I’m willing to accept that the sort of saddle most of us are used to on an actual bike won’t really work for most gym users. But if there’s one thing I’ve noticed from my recent time in a gym, it’s that however inexperienced a gym user might be absolutely none of them have the Lego-shaped buttocks required to interface with a gym bike’s saddle. Somewhere out there is a gym bike designer with a huge square backside and a gap of about a foot between their thighs, who’s completely baffled at what everyone is complaining about.
There are the bonus features. “It would be a nice idea,” I assume a designer said, “if there were electrodes on the bars that measured the user’s pulse.”
“Yes,” came a reply, “but that’s really hard to do.”
“No it’s not. Just set it so it always says 135 bpm.”
Manfully I battled all these deficiencies. I even managed to do the toe straps up tightly enough to cut off the circulation to my feet, as the old-school riders of my acquaintance tell me is required. And I twiddled away for an hour on the little kiddy cranks while the saddle grew squarer and harder with each passing minute, with the sort of determination to make myself miserable that make us time triallists such a hit at parties.
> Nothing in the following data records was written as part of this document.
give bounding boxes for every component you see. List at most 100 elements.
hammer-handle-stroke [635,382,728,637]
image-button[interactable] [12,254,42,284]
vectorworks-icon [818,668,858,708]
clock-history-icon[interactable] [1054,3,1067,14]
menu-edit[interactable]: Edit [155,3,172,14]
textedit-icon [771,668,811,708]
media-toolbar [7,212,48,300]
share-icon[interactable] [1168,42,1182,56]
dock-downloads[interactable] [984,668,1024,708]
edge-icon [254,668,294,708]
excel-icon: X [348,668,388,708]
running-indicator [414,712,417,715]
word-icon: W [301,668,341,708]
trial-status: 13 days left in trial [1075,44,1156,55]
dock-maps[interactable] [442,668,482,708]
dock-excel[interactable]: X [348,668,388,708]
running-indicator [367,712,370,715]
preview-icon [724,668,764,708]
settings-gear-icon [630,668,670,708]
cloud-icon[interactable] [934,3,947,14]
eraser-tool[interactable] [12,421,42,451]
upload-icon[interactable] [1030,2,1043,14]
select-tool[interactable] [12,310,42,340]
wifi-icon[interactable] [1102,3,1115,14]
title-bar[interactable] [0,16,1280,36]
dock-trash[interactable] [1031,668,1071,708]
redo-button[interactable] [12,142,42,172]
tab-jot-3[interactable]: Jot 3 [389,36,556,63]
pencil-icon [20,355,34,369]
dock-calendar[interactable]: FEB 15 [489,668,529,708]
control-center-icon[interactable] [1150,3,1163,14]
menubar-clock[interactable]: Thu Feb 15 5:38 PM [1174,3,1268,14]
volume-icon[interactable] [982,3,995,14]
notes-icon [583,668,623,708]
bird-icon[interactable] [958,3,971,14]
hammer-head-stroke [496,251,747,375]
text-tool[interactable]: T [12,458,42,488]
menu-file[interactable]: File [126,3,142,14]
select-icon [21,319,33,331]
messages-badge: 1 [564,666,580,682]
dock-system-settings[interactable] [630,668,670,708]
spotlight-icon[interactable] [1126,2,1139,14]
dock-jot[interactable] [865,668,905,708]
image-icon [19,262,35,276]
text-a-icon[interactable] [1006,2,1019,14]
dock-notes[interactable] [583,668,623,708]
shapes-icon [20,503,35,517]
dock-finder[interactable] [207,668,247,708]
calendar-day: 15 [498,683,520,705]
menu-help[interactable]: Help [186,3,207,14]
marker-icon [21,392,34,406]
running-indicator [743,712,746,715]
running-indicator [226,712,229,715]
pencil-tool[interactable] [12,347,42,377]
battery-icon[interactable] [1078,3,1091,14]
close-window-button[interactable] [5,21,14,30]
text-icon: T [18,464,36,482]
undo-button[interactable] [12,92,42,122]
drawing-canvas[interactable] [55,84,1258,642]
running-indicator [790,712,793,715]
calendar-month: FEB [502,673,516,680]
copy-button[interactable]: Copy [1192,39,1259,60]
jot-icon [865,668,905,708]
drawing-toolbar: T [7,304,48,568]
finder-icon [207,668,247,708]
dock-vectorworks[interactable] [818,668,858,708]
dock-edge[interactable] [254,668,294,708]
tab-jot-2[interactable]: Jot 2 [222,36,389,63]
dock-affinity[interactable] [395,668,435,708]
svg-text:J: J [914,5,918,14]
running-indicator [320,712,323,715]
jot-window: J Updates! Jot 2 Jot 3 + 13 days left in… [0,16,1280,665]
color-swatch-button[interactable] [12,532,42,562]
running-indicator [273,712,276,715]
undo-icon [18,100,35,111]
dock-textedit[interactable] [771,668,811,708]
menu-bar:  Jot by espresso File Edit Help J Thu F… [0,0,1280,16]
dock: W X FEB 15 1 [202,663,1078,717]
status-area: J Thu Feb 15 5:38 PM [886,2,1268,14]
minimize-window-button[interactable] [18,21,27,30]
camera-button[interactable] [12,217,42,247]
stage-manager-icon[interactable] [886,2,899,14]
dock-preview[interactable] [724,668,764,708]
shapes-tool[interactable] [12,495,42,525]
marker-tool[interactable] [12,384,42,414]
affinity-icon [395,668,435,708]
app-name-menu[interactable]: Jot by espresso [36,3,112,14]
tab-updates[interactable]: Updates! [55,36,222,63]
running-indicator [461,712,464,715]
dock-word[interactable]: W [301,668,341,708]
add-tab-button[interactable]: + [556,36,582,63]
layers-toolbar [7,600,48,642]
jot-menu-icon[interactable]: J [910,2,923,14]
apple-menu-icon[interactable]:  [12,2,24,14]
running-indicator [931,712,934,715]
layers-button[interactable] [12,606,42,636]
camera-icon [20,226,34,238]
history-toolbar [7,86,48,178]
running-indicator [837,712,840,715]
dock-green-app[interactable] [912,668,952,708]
By the time I’d finished there was a river of sweat that reached the door. A woman in leopard-print leggings used a Step to make a bridge over it. A sort of exclusion zone formed around me. I was as popular as a gendarme with a warrant at a Tour hotel.
It took the full hour before it dawned on me that maybe they make gym bikes like that on purpose to keep people like us out of hotel gyms.